Mets pitcher Noah Syndergaard throws during a spring training workout on Feb. 20, 2018 in Port St. Lucie, FL. Credit: Newsday / Alejandra Villa

WEST PALM BEACH, Fla. — So how did Noah Syndergaard’s first Grapefruit League start go Monday against the defending world champs?

We’ll dispense with the superlatives and go straight to the rundown. Syndergaard threw 11 fastballs at 100 mph or higher, including two at 101.

He humbled American League MVP Jose Altuve with a “perfect” 92-mph changeup that the Astros second baseman could only stare at helplessly for strike three.

“If he throws that changeup to me 100 times,” Altuve said, “he’s going to strike me out 100 times.”

After his clean two innings and 22 pitches, Syndergaard headed for a back field, stripped off his T-shirt and ran sprints for 10 minutes. Maybe to work up a sweat, because he later said he didn’t really “exert a whole lot of effort” mowing down the Astros.

Based on the show he staged, there are two things the Mets’ 6-6 ace isn’t lacking these days: velocity and confidence, which has to be frightening for hitters everywhere.

“His stuff is as good as it comes in baseball,” the Astros’ Brian McCann said. “He’s in that 1 percent of the league.”

Credit McCann for getting his bat on Syndergaard’s final pitch, a 100-mph heater that he managed to slap for a flyout to centerfield. Otherwise, the Astros were feeling their way around the strike zone as if they were searching for a light switch in the dark. And this was no scrub lineup. Besides Altuve and McCann, Houston had George Springer leading off, followed by Josh Reddick, and Carlos Correa hit cleanup.

Right away, it was obvious that Syndergaard was pumped for the challenge. His opening pitch shot past Springer at 100 mph, which caused him to step out of the box, stunned and muttering under his breath. His first four pitches hit 100 on the scoreboard gun, and Syndergaard looked as if he were just playing catch.

“A couple of times I saw the radar gun, but it didn’t even feel like I was really exerting a whole lot of effort,” Syndergaard said. “It felt like I was pretty in control of my delivery for the most part.”

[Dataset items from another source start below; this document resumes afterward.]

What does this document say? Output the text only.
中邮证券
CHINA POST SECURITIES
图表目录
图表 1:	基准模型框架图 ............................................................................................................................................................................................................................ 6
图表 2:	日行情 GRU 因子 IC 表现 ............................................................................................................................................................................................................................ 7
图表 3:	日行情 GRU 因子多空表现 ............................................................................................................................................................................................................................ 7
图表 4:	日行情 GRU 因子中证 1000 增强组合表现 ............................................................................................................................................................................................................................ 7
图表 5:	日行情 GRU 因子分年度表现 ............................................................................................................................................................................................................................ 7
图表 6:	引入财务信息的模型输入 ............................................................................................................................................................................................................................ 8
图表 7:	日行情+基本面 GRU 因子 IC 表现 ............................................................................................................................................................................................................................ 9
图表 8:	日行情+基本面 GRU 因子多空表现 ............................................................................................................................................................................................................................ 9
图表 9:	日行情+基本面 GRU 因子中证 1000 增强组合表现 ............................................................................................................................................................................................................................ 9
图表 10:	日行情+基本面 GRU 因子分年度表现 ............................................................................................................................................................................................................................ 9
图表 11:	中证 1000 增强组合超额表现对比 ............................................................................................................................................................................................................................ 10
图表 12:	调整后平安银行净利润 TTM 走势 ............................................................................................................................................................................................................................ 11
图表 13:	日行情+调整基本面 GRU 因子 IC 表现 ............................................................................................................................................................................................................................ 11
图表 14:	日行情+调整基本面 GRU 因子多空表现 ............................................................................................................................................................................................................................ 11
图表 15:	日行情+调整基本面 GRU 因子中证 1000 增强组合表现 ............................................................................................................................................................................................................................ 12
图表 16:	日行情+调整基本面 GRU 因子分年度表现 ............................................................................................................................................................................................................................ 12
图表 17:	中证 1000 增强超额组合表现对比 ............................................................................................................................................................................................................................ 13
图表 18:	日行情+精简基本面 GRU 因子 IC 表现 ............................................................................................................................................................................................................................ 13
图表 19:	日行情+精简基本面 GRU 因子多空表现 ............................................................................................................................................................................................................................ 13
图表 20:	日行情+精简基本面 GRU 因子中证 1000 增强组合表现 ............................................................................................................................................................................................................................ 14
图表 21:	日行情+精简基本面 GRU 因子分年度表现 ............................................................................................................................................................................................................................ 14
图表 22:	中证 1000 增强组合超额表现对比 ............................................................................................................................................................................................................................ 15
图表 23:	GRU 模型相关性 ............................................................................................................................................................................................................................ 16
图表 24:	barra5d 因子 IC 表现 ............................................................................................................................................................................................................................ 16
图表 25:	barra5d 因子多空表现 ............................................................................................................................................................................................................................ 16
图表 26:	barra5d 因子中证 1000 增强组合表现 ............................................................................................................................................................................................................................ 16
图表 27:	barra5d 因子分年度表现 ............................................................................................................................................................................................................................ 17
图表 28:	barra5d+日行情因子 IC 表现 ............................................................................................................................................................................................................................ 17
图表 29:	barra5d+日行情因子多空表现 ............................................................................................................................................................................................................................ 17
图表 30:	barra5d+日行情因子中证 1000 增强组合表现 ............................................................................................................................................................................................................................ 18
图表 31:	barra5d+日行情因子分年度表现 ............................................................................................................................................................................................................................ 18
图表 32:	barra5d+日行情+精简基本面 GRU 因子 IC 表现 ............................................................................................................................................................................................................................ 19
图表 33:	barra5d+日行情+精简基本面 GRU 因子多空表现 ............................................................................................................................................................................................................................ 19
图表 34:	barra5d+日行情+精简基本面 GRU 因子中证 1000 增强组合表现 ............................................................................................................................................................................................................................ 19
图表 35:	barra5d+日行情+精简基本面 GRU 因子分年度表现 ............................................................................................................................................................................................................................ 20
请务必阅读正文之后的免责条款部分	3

That’s why Mickey Callaway, with his pitching background, didn’t sound too worried about Syndergaard’s pyrotechnics. He knows Syndergaard spent the offseason focusing more on his core strength and flexibility than he did a year ago — ditching the bulking-up program that may have led to last season’s lat tear — so the manager didn’t consider him to be redlining into dangerous territory.

“My heart may have been beating a little fast when I saw 100 and 101,” Callaway said, smiling. “But I was very comfortable with his delivery.”

Not the Astros, who were baffled by Syndergaard’s uncanny ability to switch gears. Altuve was one of the most difficult players to strike out last season (12 percent K-rate), and Syndergaard whiffed him on five pitches, including a 101-mph fastball he swung through. After Altuve took an early changeup for a ball, he thought, “Nah, he won’t throw that again,” then froze when Syndergaard threw an even better one to finish him off.

“Yeah, I was pretty impressed with that pitch right there,” Syndergaard said. “That was something I definitely need to put in my back pocket. For a hitter like that to react the way he did, that was encouraging.”

Houston starter Justin Verlander said: “I definitely saw the radar gun lighting up. I really wanted to hit 100 in my second inning, but I had to stay within myself, right? It’s like the second guy on the tee after someone bombs one down the fairway.”

Syndergaard still has more than a month before Opening Day, and with this new physique, is it possible for him to push the velo even higher?

“That’s a really good question,” he said. “I have no idea. We’ll find out.”